During their 3-1 series win in Australia in 2010/11, England made 517 for one to draw the first Test in Brisbane and in the three matches they won, all by an innings, posted first-innings scores of 620 for five, 513 and 644. With many of the same batsmen involved again -- although the issue of who bats at number six could yet see the current incumbent Jonny Bairstow, not involved in 2010/11, ousted by Yorkshire team-mate Gary Ballance -- Cook is looking for similar results.

"Clearly top-order runs out in Australia are vitally important," said Cook, who will miss this week's tour match in Perth to rest a back problem. "Last time we saw that big runs make a massive difference and set the game up. Sometimes in England 240-250 can be a good score with the overhead conditions, but the majority of the time in Australia 400 is the bare minimum. "That's the job of the top order to make sure we do that."

Cook enjoyed a stunning series in 2010/11 with 766 runs at an average in excess of 100, while number three Jonathan Trott weighed in with 544 runs. Both batsmen were subdued during the recent home series and how the pair fare this time around may well have a big say in the series' outcome. "I had a good time last time in Australia," said Cook. "It would be great to repeat some of those feats. I enjoy batting in those conditions, the ball can be flying past your ears quite a lot, it is a real test of the skill you need to play fast bowling. The first 15-20 overs with the Kookaburra ball can swing more than the Dukes, but get through that stage, in the afternoon sessions, it's fantastic to bat."

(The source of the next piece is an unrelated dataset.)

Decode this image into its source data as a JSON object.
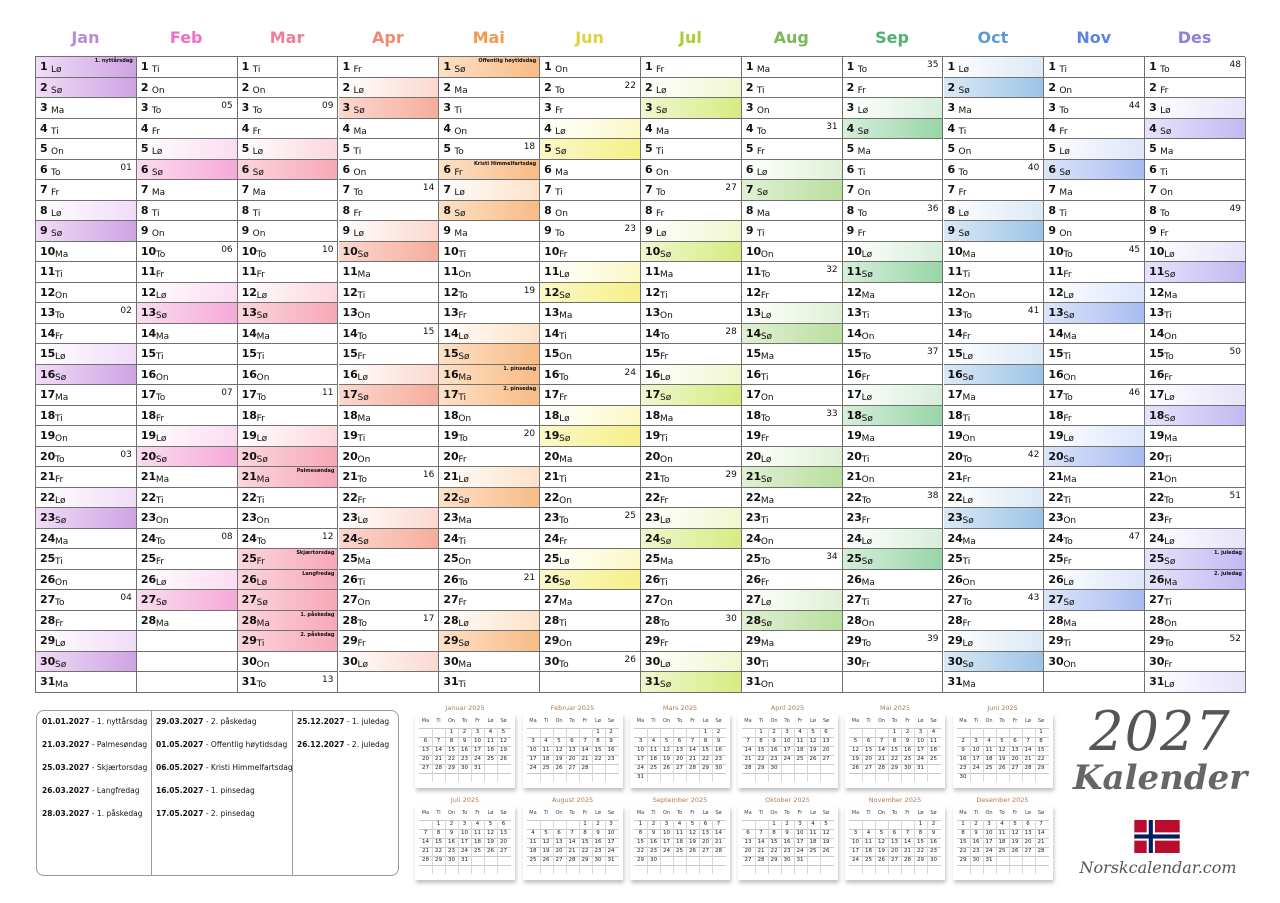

James Anderson and Stuart Broad, who have both been thorns in Australia's side, are set to take the new ball but the identity of a third seamer in a four-man attack completed by off-spinner Graeme Swann remains uncertain. England have a trio of tall fast bowlers, all expected to prosper on Australian pitches, in Steven Finn, Chris Tremlett and former Ireland seamer Boyd Rankin, while the under-rated Tim Bresnan will look to stake a claim should he recover from a stress fracture of the back.